On Fri, Jul 29, 2016 at 12:27:24PM +0200, thierry bordaz wrote:
On 07/29/2016 12:21 PM, Jakub Hrozek wrote:
> On Fri, Jul 29, 2016 at 11:57:54AM +0200, thierry bordaz wrote:
> >
> > On 07/28/2016 04:49 PM, Lukas Slebodnik wrote:
> > > On (28/07/16 16:37), thierry bordaz wrote:
> > > > ...
> > > > That is correct and this is the expected behavior.
> > > > Using ns-inactivate.pl with a role, it inactivates all the entries in
that
> > > > role adding nsaccountlock virtual attibute.
> > > > You are right, update (add of nsaccountlock) of regular user can be
done
> > > > without update of its modifytimestamp.
> > > >
> > > Thank you very much for confirmation and for info that plugin
> > > is not used on IPA. So we needn't special case nsaccountlock for IPA.
> > >
> > > We had a discussion on sssd devel meeting. And we agreed that we will
> > > do some performace measurements. And if there will be significant
> > > difference then we will check modifytimestamp only with IPA and AD.
> > > and it will be disabled by default with generic LDAP.
> > >
> > > LS
> > Hi Lukas,
> >
> > Just to be sure.
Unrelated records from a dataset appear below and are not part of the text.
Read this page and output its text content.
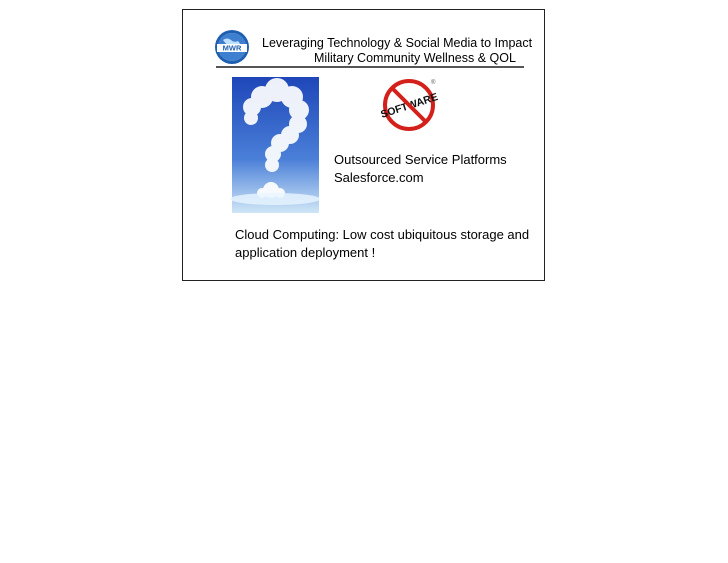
MWR Leveraging Technology & Social Media to Impact
Military Community Wellness & QOL
®
Outsourced Service Platforms
Salesforce.com
Cloud Computing: Low cost ubiquitous storage and application deployment !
Does SSSD currently use or intend to use
> > ns-inactivate/ns-activate to disable/enable ipa users ?
> Judging by the code, we use the value of nsAccountLock as well in IPA..
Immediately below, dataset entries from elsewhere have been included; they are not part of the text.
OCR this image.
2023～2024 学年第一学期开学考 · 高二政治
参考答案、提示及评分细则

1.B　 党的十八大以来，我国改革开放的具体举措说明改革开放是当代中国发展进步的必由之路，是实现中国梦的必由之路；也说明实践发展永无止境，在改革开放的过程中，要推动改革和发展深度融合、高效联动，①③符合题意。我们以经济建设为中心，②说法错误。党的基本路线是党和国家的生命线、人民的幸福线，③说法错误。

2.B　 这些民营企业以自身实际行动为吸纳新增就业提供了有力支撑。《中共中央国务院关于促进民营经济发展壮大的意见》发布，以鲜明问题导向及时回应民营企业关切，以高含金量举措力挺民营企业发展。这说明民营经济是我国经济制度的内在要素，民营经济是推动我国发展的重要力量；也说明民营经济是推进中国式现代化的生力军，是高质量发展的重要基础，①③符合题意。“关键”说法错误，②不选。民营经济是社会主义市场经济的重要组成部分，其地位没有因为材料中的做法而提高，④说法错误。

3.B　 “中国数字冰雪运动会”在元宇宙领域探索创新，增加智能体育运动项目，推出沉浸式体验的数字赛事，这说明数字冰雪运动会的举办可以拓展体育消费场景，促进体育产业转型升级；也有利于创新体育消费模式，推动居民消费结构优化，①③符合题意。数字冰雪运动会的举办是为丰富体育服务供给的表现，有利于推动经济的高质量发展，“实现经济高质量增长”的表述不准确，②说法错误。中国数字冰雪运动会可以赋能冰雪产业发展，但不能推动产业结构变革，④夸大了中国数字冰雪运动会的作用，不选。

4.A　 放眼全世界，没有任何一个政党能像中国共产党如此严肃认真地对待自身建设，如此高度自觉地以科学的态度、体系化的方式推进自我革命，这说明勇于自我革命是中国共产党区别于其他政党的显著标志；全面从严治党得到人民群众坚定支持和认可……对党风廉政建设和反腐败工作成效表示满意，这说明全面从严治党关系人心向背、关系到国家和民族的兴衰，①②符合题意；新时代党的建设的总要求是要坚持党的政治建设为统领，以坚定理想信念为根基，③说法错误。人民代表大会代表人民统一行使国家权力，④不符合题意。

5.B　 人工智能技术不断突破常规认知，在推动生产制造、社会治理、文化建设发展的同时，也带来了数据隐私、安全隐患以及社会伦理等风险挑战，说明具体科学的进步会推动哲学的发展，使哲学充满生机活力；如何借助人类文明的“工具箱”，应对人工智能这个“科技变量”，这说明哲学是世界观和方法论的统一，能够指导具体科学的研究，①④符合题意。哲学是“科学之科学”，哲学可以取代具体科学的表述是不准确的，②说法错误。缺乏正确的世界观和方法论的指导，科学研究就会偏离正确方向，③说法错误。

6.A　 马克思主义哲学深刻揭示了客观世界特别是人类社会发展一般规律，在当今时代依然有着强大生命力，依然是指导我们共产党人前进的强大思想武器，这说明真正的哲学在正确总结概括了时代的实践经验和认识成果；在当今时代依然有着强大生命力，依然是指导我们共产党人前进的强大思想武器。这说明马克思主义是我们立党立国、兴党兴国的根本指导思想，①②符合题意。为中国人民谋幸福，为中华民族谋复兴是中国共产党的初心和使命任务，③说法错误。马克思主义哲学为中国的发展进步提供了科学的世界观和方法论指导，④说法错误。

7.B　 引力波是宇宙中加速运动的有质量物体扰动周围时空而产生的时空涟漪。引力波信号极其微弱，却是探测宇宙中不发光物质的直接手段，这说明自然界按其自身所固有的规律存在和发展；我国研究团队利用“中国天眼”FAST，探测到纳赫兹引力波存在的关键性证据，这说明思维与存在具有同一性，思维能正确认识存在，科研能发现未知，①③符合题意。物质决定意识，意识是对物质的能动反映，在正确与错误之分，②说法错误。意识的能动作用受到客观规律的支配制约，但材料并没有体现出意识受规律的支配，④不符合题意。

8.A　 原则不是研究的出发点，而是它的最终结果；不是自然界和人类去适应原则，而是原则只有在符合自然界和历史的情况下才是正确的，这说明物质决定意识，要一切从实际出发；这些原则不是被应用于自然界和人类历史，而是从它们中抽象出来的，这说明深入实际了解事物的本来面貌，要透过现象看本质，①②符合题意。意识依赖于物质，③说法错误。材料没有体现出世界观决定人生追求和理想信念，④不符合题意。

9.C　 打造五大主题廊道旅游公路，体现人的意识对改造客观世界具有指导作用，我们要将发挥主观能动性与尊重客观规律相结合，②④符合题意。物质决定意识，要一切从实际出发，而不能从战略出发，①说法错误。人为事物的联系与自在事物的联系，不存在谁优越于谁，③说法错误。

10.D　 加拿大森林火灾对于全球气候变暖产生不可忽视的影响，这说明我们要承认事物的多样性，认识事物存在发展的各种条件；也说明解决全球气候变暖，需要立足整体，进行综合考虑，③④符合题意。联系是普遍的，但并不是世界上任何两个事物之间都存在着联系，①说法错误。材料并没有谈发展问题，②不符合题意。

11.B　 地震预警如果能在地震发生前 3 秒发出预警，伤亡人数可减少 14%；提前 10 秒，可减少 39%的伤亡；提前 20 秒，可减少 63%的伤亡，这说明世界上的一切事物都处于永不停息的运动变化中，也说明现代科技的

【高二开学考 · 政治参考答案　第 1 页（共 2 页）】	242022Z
> (before running the HBAC rules, we check the if the user is expired by
> looking at nsAccountLock -> see sdap_account_expired_rhds() and us
> calling sdap_access_send() from ipa_pam_access_handler_send().
Hi Jakub,
Thanks for your answer.
You are right, freeipa is only accessing nsaccountlock and does not use
ns-inactivate/ns-activate.
My concern is that there can be conflict if nsaccountlock is updated as a
real attribute or by COS.
so IMHO sssd should not use cos approach (like ns-inactivate/ns-activate).
I'm sorry, but I don't know what is COS (I only know it's a Swedish clothing
brand :-)), is there some link I can take a look at?